In this method, a hydroxyl radical is produced, which is the most potent biological radical. In the assay, a ferrous ion solution (Reagent 1) is admixed with the hydrogen peroxide present in Reagent 2. The subsequently emerging radicals, including the brown-colored dianisidinyl radical cation produced by the hydroxyl radical, are also potent radicals. This method allows measurements of the antioxidative effect of the sample against the potent free radical reactions, which is initiated by the hydroxyl radical product. The assay exhibits excellent precision values that are typically less than 3%. The results are expressed as nmol Trolox Equiv./mg protein.
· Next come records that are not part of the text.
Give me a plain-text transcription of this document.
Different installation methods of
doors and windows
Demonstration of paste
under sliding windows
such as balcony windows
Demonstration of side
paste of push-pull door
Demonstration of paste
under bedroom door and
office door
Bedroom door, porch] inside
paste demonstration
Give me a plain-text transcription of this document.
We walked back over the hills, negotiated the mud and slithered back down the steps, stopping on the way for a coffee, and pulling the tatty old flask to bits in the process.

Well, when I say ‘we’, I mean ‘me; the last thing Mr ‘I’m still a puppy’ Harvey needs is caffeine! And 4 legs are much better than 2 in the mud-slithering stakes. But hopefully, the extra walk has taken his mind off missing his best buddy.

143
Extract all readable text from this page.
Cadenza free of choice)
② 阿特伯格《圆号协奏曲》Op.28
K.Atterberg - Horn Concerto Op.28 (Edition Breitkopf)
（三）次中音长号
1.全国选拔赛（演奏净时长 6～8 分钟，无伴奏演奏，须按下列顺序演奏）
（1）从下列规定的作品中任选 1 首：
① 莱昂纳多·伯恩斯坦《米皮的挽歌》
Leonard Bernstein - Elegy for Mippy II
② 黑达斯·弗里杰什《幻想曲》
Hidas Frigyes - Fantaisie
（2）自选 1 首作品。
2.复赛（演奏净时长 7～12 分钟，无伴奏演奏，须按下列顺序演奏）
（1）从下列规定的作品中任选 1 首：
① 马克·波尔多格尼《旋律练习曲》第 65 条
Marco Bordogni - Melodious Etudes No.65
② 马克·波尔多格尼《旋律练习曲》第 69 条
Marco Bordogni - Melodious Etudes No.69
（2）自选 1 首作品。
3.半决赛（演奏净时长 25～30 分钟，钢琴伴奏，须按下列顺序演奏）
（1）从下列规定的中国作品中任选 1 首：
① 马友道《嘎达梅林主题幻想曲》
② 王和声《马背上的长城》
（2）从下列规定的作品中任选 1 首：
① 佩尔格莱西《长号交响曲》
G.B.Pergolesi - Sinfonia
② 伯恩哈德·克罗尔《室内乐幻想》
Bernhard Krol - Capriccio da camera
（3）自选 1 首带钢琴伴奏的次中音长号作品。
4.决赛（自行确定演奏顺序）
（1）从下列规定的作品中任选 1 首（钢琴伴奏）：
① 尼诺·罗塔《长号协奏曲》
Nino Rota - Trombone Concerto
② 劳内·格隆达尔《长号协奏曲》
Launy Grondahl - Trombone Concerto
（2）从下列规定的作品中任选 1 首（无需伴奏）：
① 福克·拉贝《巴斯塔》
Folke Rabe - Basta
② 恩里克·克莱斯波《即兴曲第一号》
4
The sample contains oxidants that oxidize the ferrous ion-o-dianisidine complex to a ferric ion. Glycerol molecules that are abundant in the reaction medium augment the oxidation reaction. In an acidic medium, the combination of ferric ion and xylenol orange produces a colored complex. The color intensity is related to the total amount of oxidant molecules in the sample. The assay is calibrated with hydrogen peroxide, and the results are expressed in terms of nmol H2O2 Equiv./mg protein.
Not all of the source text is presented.